I haven't written much lately. The truth is that I have tried--and failed--several times to organize my thoughts enough to make sense of them fit enough for others to read. My mind rambles on and spins in wide circles of logic and reason. Am I insane? Am I demented? Am I alone in my frustrations? I don't think so, but I'm trying to keep it together when the rest of the world has gone nuts. Or so it seems to me.
Growing old is hard enough all by itself. Having to accept that I can no longer do things that used to give me joy--many, but not all of them due to my own stupidity through the years of taking care of everyone but myself. But that's another topic, altogether. I have not grown disabled gracefully. I have fought it every step of the way--complaining and whining the entire time. You don't need to feel sorry for me because I feel sorry for myself enough for all of us. Still, I've been fighting my own battles with limited success.
Then along came Donald Trump. I consider myself to be a pretty good judge of character. I never cared for D. Trump as a private citizen whose life was quite public. When he decided to go into politics, I considered it a joke. America was too smart to elect this man...and then they did. I took it personally. I was mortified! I became seriously depressed by all that I was seeing, and that depression remains to this day. In fact, every day is some new nail in the coffin of his flagrant violation of law in this wonderful nation of ours. I have inadvertently been radicalized against Donald Trump just by listening to/watching him. No other influences. And now, we are in another election cycle, and the hits just keep on coming.
I freely admit that news from or about Mr. Trump triggers me into sarcasm and dark moods. It raises my blood pressure and keeps me angry, which I don't need. I simply can't stand the man. I don't like to look at him, and I don't like to hear him speak. I have stopped watching national news, from any source. I've stopped reading the comments after articles on Facebook. I have tried to be a voice of reason in an unreasonable world, but sometimes that feels empty and unheard.
And then along came COVID-19. It was predicted. It came. It's still here. I am high risk, so I've had to isolate myself more than what I already was. I had to cancel two trips to Seattle for family celebrations. Everything shut down. I was lonely before, but COVID made it worse. I wore a mask. I stayed at home. I allowed no one in my house, and I went nowhere. I washed my hands and used hand sanitizer when I couldn't. I did it all so that the pandemic might be shortened and I might be spared long enough to see my beloved family again. Unfortunately, a bunch of Americans decided that they shouldn't be fettered by restrictions, so they refused to follow the advice of health officials and even state governors. And the resistance was led by none other than "our" president, Donald Trump. So now, so many months later, there has been no progress with conquering the virus, and I am still as isolated and alone as ever--and even more frustrated because I DID what was asked, while others didn't, and now I am classified as a sheep...afraid of my own shadow...a "Boomer" who could very well die of other things before the virus comes around. True, I guess.

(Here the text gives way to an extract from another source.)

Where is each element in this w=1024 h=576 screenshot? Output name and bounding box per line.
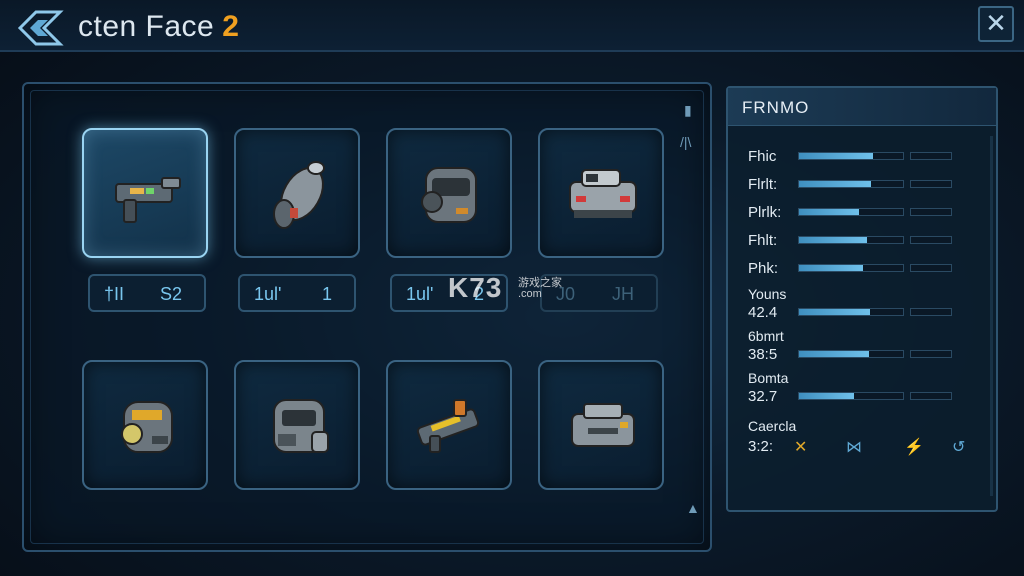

I confess that I am terrified. I live alone. My daughter and family live 2,000 miles away under quarantines of their own. If I were to fall victim to my age or the virus, my only child wouldn't be able to be with me for my last breath. I don't particularly relish the idea of dying alone, yet I have this unnerving feeling that I will never get to see my family again. But nobody wants to hear that from me because they don't know how to deal with the unfortunate truth.
A couple of days ago, I received an email "forward" from the leader of my adult Sunday school class. She said it was "something to think about". It was political, starting out as something for Christians to read on both sides of the political fence, as if it was going to be a study of bipartisanship for people of faith. It included lots of !! and even more capital letters. The bottom line conclusion was that the only voting choice for true Christians was Donald Trump. Yikes! I was instantly triggered! My BP went up. I saw red and didn't know what to do with my ire. My knee-jerk reaction was to respond to the email with a nasty note, but I truly love the woman that sent it and didn't want to risk offending her.
I called my friend Judy who also goes to my church. She is of the "other" persuasion, which is the reason we don't talk politics, but I knew she would have calming words. And then I put a call in to my pastor, asking that he or his wife (whom I know and love) would call back. SHE did, from Memphis, TN, where they were vacationing at their daughter's. I mentioned why I was calling, and she put her husband with us on speaker. We talked and prayed together. We discussed the best way for me to deal with the situation. I left the call feeling better.
The next day (yesterday), with a whole day between me and the offensive email, I had a choice between writing an email in response or just calling to talk to the sender. I decided to call. I'm so glad I did! We talked about so many things--laughed together, cried together, and expressed our love for each other. I got my point across in non-offensive ways (or so I think). I felt good about it.
Still, nothing has changed. Doesn't take much to trigger me, but I am trying to comprehend the other side of every side of every story. I'm still alone. I still don't like Donald Trump. I'm still at risk for the Covid virus. I'm working overtime to save myself from the things that trigger me, but it ain't easy!